With Wall Street banks to kick off the upcoming earnings season, financial sector exchange traded fund investors shouldn’t keep their hopes too high as many expect weak results following the round of interest rate cuts.
The Financial Select Sector SPDR (NYSEArca: XLF), the largest financial services ETF, has increased 16.4% year-to-date.
Observers warned that poor net interest margins among the biggest U.S. banks could cause the sector’s first year-over-year earnings per share decline in three years, Reuters reports.
While mortgage banking and cheap valuations could provide some support to U.S. bank, the sector performance largely depends on executive position credit conditions, the outlook for loan growth and their ability to cut deposit costs.

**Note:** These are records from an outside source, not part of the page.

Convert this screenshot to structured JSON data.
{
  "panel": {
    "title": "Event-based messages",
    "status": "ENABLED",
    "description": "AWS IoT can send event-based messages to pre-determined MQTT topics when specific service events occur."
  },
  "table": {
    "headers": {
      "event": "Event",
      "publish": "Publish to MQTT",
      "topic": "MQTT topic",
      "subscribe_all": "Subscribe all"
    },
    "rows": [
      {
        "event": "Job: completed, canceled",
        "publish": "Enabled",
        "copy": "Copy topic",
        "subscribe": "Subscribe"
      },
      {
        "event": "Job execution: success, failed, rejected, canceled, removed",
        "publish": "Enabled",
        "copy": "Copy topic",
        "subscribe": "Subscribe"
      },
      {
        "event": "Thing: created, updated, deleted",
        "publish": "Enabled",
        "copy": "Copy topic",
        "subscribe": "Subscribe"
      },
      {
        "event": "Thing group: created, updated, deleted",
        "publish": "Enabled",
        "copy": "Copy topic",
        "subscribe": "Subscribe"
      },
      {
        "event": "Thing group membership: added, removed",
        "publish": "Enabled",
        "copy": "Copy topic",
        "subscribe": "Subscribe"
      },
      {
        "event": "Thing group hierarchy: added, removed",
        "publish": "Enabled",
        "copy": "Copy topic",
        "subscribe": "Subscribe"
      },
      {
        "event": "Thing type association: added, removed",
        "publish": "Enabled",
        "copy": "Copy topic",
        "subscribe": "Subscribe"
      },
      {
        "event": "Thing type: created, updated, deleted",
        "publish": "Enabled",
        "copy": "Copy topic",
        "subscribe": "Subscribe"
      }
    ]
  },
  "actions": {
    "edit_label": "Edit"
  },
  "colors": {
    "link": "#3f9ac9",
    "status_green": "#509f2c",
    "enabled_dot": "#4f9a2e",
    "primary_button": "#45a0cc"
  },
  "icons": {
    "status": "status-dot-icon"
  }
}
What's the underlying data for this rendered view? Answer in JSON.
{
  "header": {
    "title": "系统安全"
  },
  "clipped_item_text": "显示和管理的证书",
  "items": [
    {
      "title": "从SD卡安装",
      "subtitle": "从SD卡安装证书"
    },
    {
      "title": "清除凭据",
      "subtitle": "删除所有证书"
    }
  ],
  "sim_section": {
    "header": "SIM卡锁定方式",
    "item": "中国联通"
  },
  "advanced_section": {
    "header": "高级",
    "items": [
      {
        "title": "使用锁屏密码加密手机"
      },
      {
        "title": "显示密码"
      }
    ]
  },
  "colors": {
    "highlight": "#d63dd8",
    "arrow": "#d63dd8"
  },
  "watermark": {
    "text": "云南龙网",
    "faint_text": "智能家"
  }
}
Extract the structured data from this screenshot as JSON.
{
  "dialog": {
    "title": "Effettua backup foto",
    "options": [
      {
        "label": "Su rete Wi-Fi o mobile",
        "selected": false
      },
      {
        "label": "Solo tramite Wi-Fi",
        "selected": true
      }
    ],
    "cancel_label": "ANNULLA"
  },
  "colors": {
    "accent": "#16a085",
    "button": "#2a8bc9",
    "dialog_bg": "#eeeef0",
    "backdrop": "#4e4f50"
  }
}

Citigroup (NYSE: C), Wells Fargo (NYSE: WFC), J.P. Morgan Chase & Co (NYSE: JPM) and Goldman Sachs (NYSE: GS) will report third quarter profits on Tuesday, followed by Bank of America (NYSE: BAC) on Wednesday.
XLF’s, a broad financial sector play, top components include a 11.7% tilt toward JPM, 7.7% BAC, 6.3% WFC, 5.0% C and 2.1% GS.
According to data aggregated by Refinitiv analyst David Aurelio, the biggest U.S. banks could reveal a 1.2% decline in third-quarter earnings but revenue is expected to rise 0.9%. This would mark the first profit decline since the same quarter in 2016.
“Overall it’s shaping up to be a pretty challenging quarter because of the net interest rate environment,” Fred Cannon, director of research for Keefe, Bruyette & Woods, told Reuters, citing the flattening and temporary inversion of the U.S. Treasury 2-year/10-year yield curve over the third quarter.
Rates plunged on a combination of loosening Federal Reserve monetary policy and demand for safe-haven assets over the third quarter. Investors are also betting on further interest rate cuts going forward, and some warn of ongoing risks that could shift sentiment toward safe assets as well.
Bank depend heavily on net interest income, or difference between the rates charged on long-term loans and the rates paid out for short-term borrowing. However, the spread diminished as rates on long-term debt plunged toward record lows.